At my relatively young age, I am pretty much satisfied that there is nothing new under the sun, and that not a single thing exists that you can learn any more. There’s a social imbalance that has led to the state we’re in, but it’s an imbalance that should continue. Everyone who tries to reform it risks losing us everything. This is a situation like McCarthyism in the United States, when Americans in the last century felt that they had to defeat every leftist trend because it threatened their very existence. That’s what Salim
bey
told me.

I’ve been intimate with every girl I found appealing, and I’ve tried all kinds of drugs, even the new phlogistine imported from
Denmark, which smells like lemon. They say it’s extremely expensive, but what does ‘extremely expensive’ mean? We chew this phrase in our mouths without knowing its meaning. What I do know is that it takes you far away the moment you put a drop of it on the skin of your forearm, and with it, you can see those seductive flames it gets its name from. You come back to your senses hours later, only to realise you need more.

I had started experimenting with marijuana – no big deal – and I’ve tried ecstasy and LSD. The problem with the latter is that you really can’t be sure you’re still alive until you come down from it. In every group, you have to have one person who doesn’t take it so he can keep an eye on the others: they call that person the ‘trip-sitter’. When euphoria penetrates the trippers’ minds, jumping off a balcony, setting fire to themselves or staring at the sun until they go blind seem like very logical things to do. It’s exciting, but I wouldn’t like to be blind for the rest of my life.

I’ve tried lots of drugs. We buy them from the American guards, but the problem with drugs is that they lose their excitement if they’re easily available. An important part of the game is that they should be forbidden and hard to get hold of; you should already be worried about your next hit as you take the first one.

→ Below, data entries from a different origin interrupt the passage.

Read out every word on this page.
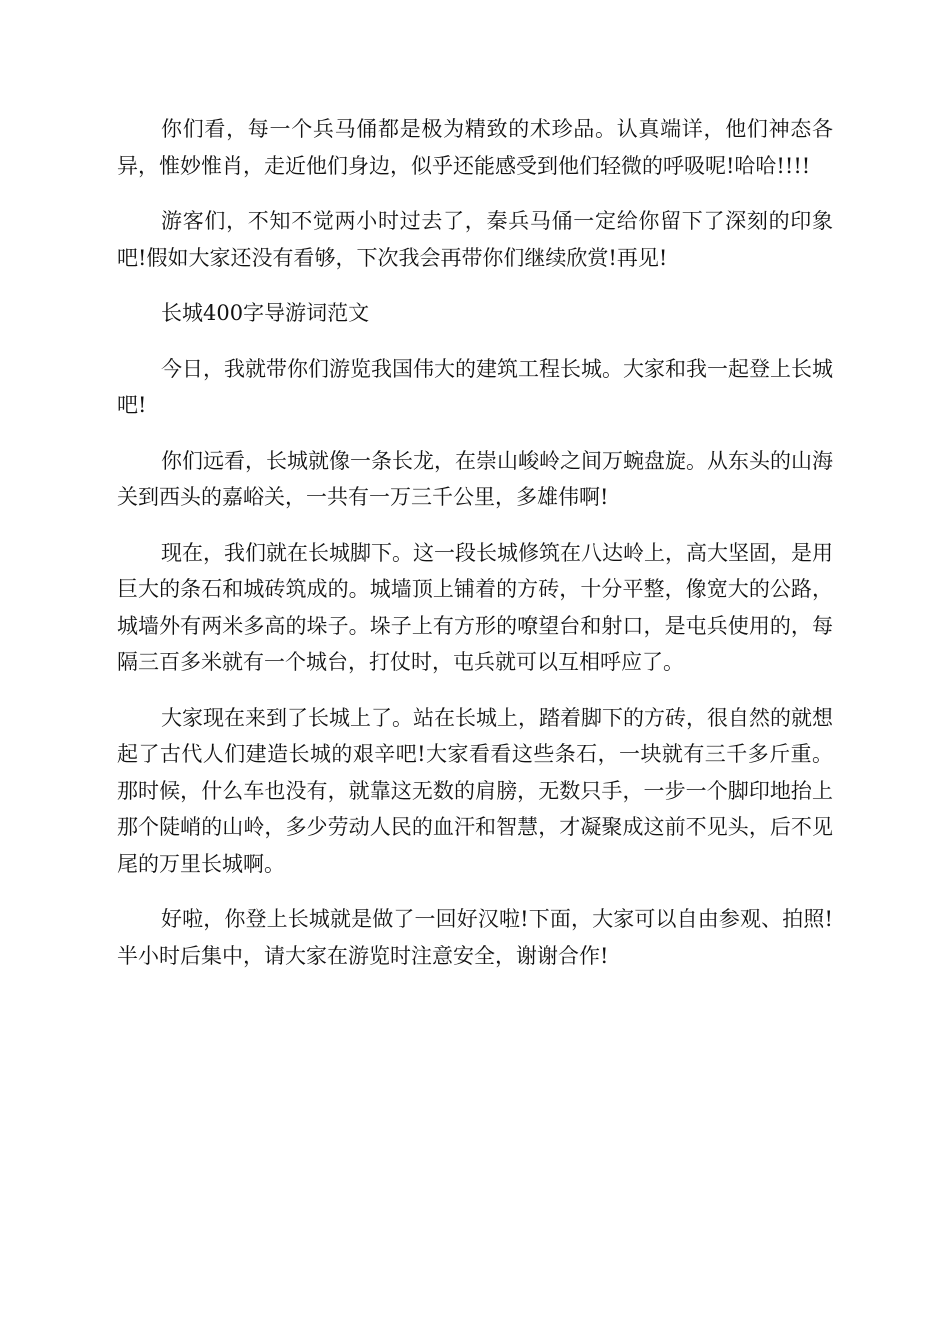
你们看，每一个兵马俑都是极为精致的术珍品。认真端详，他们神态各异，惟妙惟肖，走近他们身边，似乎还能感受到他们轻微的呼吸呢!哈哈!!!!

游客们，不知不觉两小时过去了，秦兵马俑一定给你留下了深刻的印象吧!假如大家还没有看够，下次我会再带你们继续欣赏!再见!

长城400字导游词范文

今日，我就带你们游览我国伟大的建筑工程长城。大家和我一起登上长城吧!

你们远看，长城就像一条长龙，在崇山峻岭之间万蜿盘旋。从东头的山海关到西头的嘉峪关，一共有一万三千公里，多雄伟啊!

现在，我们就在长城脚下。这一段长城修筑在八达岭上，高大坚固，是用巨大的条石和城砖筑成的。城墙顶上铺着的方砖，十分平整，像宽大的公路，城墙外有两米多高的垛子。垛子上有方形的嘹望台和射口，是屯兵使用的，每隔三百多米就有一个城台，打仗时，屯兵就可以互相呼应了。

大家现在来到了长城上了。站在长城上，踏着脚下的方砖，很自然的就想起了古代人们建造长城的艰辛吧!大家看看这些条石，一块就有三千多斤重。那时候，什么车也没有，就靠这无数的肩膀，无数只手，一步一个脚印地抬上那个陡峭的山岭，多少劳动人民的血汗和智慧，才凝聚成这前不见头，后不见尾的万里长城啊。

好啦，你登上长城就是做了一回好汉啦!下面，大家可以自由参观、拍照!半小时后集中，请大家在游览时注意安全，谢谢合作!
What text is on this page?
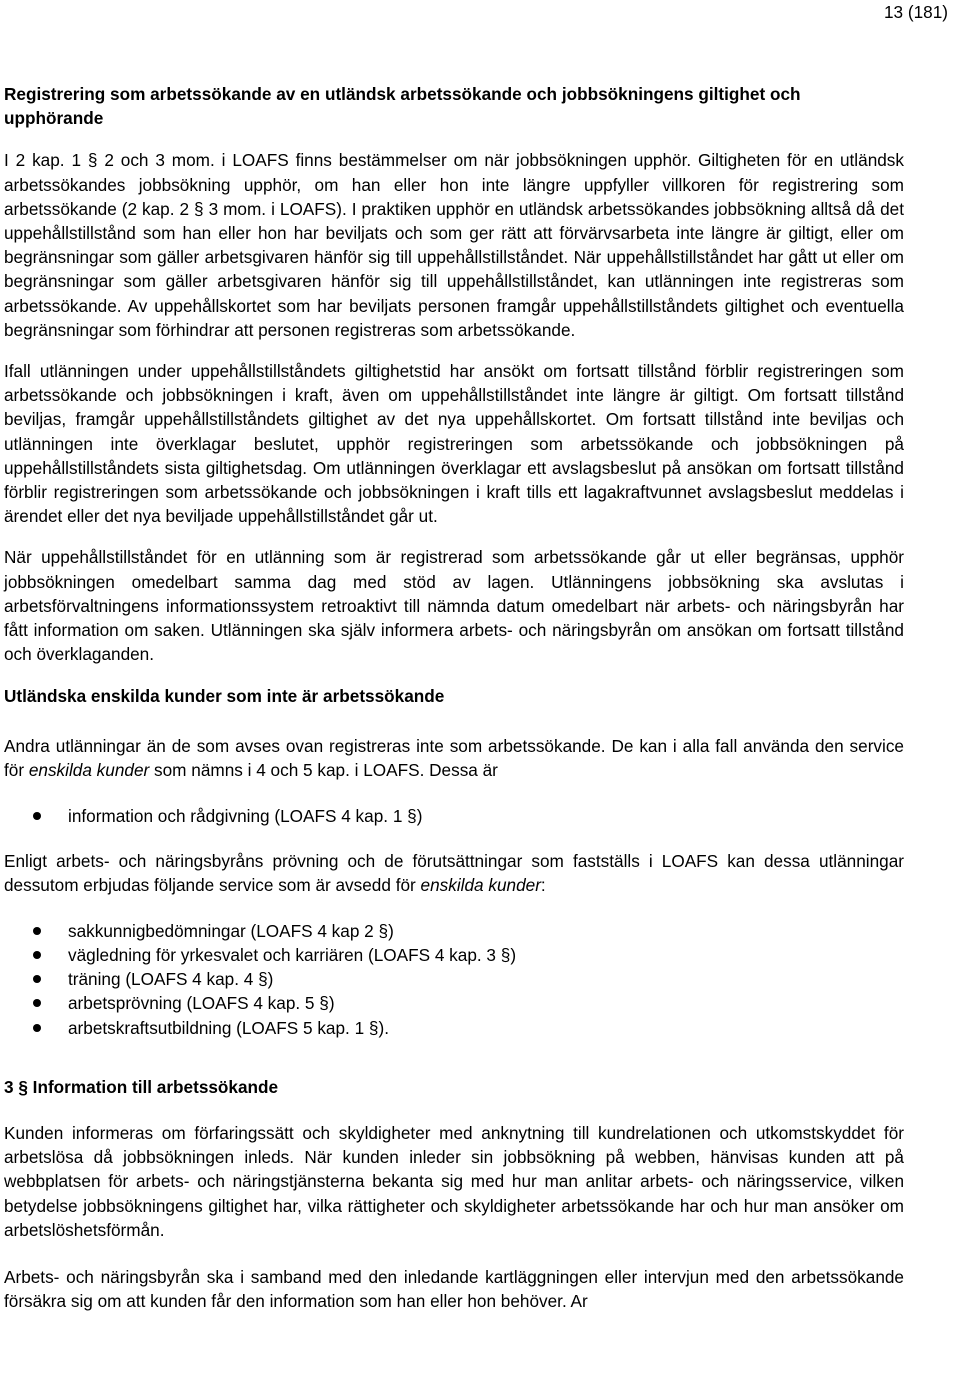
13 (181)
Registrering som arbetssökande av en utländsk arbetssökande och jobbsökningens giltighet och upphörande

I 2 kap. 1 § 2 och 3 mom. i LOAFS finns bestämmelser om när jobbsökningen upphör. Giltigheten för en utländsk arbetssökandes jobbsökning upphör, om han eller hon inte längre uppfyller villkoren för registrering som arbetssökande (2 kap. 2 § 3 mom. i LOAFS). I praktiken upphör en utländsk arbetssökandes jobbsökning alltså då det uppehållstillstånd som han eller hon har beviljats och som ger rätt att förvärvsarbeta inte längre är giltigt, eller om begränsningar som gäller arbetsgivaren hänför sig till uppehållstillståndet. När uppehållstillståndet har gått ut eller om begränsningar som gäller arbetsgivaren hänför sig till uppehållstillståndet, kan utlänningen inte registreras som arbetssökande. Av uppehållskortet som har beviljats personen framgår uppehållstillståndets giltighet och eventuella begränsningar som förhindrar att personen registreras som arbetssökande.

Ifall utlänningen under uppehållstillståndets giltighetstid har ansökt om fortsatt tillstånd förblir registreringen som arbetssökande och jobbsökningen i kraft, även om uppehållstillståndet inte längre är giltigt. Om fortsatt tillstånd beviljas, framgår uppehållstillståndets giltighet av det nya uppehållskortet. Om fortsatt tillstånd inte beviljas och utlänningen inte överklagar beslutet, upphör registreringen som arbetssökande och jobbsökningen på uppehållstillståndets sista giltighetsdag. Om utlänningen överklagar ett avslagsbeslut på ansökan om fortsatt tillstånd förblir registreringen som arbetssökande och jobbsökningen i kraft tills ett lagakraftvunnet avslagsbeslut meddelas i ärendet eller det nya beviljade uppehållstillståndet går ut.

När uppehållstillståndet för en utlänning som är registrerad som arbetssökande går ut eller begränsas, upphör jobbsökningen omedelbart samma dag med stöd av lagen. Utlänningens jobbsökning ska avslutas i arbetsförvaltningens informationssystem retroaktivt till nämnda datum omedelbart när arbets- och näringsbyrån har fått information om saken. Utlänningen ska själv informera arbets- och näringsbyrån om ansökan om fortsatt tillstånd och överklaganden.

Utländska enskilda kunder som inte är arbetssökande

Andra utlänningar än de som avses ovan registreras inte som arbetssökande. De kan i alla fall använda den service för enskilda kunder som nämns i 4 och 5 kap. i LOAFS. Dessa är

information och rådgivning (LOAFS 4 kap. 1 §)

Enligt arbets- och näringsbyråns prövning och de förutsättningar som fastställs i LOAFS kan dessa utlänningar dessutom erbjudas följande service som är avsedd för enskilda kunder:

sakkunnigbedömningar (LOAFS 4 kap 2 §)
vägledning för yrkesvalet och karriären (LOAFS 4 kap. 3 §)
träning (LOAFS 4 kap. 4 §)
arbetsprövning (LOAFS 4 kap. 5 §)
arbetskraftsutbildning (LOAFS 5 kap. 1 §).
3 § Information till arbetssökande

Kunden informeras om förfaringssätt och skyldigheter med anknytning till kundrelationen och utkomstskyddet för arbetslösa då jobbsökningen inleds. När kunden inleder sin jobbsökning på webben, hänvisas kunden att på webbplatsen för arbets- och näringstjänsterna bekanta sig med hur man anlitar arbets- och näringsservice, vilken betydelse jobbsökningens giltighet har, vilka rättigheter och skyldigheter arbetssökande har och hur man ansöker om arbetslöshetsförmån.

Arbets- och näringsbyrån ska i samband med den inledande kartläggningen eller intervjun med den arbetssökande försäkra sig om att kunden får den information som han eller hon behöver. Ar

When drugs are available all the time, you lose any pleasure in them. They become boring and vulgar.

It doesn’t help that my parents aren’t used to watching me. No one interferes in my life in any way. I have a right to take anything in any quantity and at any price. If I can’t, then they shouldn’t have had me.

Being a parent isn’t that much work. I could be a father to a hundred sons if you gave me a thousand women, and I’d thank you for them.

Today I told Larine that Suzanne is pregnant.

That’s become routine in my life. I don’t know why nature endowed me with such fertility. My father only had me, and I don’t believe he was capable of having other children. But I came into the world as a real force of nature: I touch a girl and, a month later, she comes to me saying she’s missed her period. What girl over twelve here hasn’t had that experience and got used to it? In any case, the result is the same: I’ll get a cheque from Larine and give it to the girl; the girl will head to the medical centre to get rid of this nightmare. A one-day operation ends it quickly – it’s just that the girl is forced into a life without sex for two months. Really boring.

Suzanne … Katie … Maya … Germinal …

But I prefer the last of them for some reason. It isn’t love, of course. Is she sexually exciting? Maybe. But I no longer know if the girl is a turn-on or not since they all look alike down to the last detail.

In exasperation, Larine told me: ‘Don’t you do anything else with your life except sleep with girls? It’s getting tiresome.’